South African MK veteran and SANDF major-general (1933–2008)

Peter Lesego Tshikare (23 November 1933 – 2 December 2008) was a South African anti-apartheid activist, veteran commander of Umkhonto we Sizwe (MK) and a South African National Defence Force (SANDF) major-general. Known during his years in exile as Peter Boroko, he played a key role in the ANC’s military intelligence structures such as being one of leaders of Mbokodo and later served in senior diplomatic and defence positions for the post-apartheid South African government. He was born in Johannesburg.

In 1963, he joined Umkhonto we Sizwe, the armed wing of the African National Congress (ANC).
He left South Africa the same year to undergo military training in the Soviet Union, completing courses in Odessa in 1966 and later advanced security and intelligence studies in Moscow in 1970.

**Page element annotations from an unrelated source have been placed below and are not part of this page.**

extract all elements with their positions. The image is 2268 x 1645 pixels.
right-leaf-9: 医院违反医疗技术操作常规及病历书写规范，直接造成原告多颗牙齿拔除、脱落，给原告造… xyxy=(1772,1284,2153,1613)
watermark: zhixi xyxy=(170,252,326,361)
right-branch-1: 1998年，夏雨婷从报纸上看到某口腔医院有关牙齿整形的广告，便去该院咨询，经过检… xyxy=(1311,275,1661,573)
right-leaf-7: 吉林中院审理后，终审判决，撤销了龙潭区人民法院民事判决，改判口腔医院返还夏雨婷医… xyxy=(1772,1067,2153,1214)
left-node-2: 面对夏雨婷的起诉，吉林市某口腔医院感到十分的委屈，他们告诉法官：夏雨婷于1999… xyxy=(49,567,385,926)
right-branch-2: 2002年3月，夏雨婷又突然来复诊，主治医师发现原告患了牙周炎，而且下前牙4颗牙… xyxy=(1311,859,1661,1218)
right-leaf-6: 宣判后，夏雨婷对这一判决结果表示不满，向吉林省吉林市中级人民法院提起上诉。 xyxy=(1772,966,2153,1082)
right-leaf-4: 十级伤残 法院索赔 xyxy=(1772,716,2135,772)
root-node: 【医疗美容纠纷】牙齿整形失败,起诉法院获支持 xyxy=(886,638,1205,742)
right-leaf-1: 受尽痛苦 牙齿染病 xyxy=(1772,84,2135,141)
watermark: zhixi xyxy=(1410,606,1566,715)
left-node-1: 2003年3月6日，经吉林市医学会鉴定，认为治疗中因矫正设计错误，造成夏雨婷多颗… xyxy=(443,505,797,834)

In late 1976, Tshikare was sent to Angola to discuss with the Angolan government possibilities of establishing MK camps there, which was approved. He returned to Lusaka in 1977 as chief of intelligence for the African National Congress (ANC) in South Africa, Botswana, Swaziland and Lesotho.

In the 1980s, Boroko deputized for Mzwai Piliso, then head of the ANC's Department of National Intelligence and Security.

After 32 years in exile, Tshikare returned to South Africa in 1993. Following the democratic transition, he was integrated into the South African National Defence Force and appointed a major-general in military intelligence in 1994, a position he held until his retirement in 1998.

He later entered the defence industry, serving as director of Dewina Africa in 1998 and as a director at Armscor the following year.

== Death ==
Tshikare died at his home in Walkerville, Gauteng, on 2 December 2008 after a long illness. He was buried at Jakobskop Cemetery in Walkerville.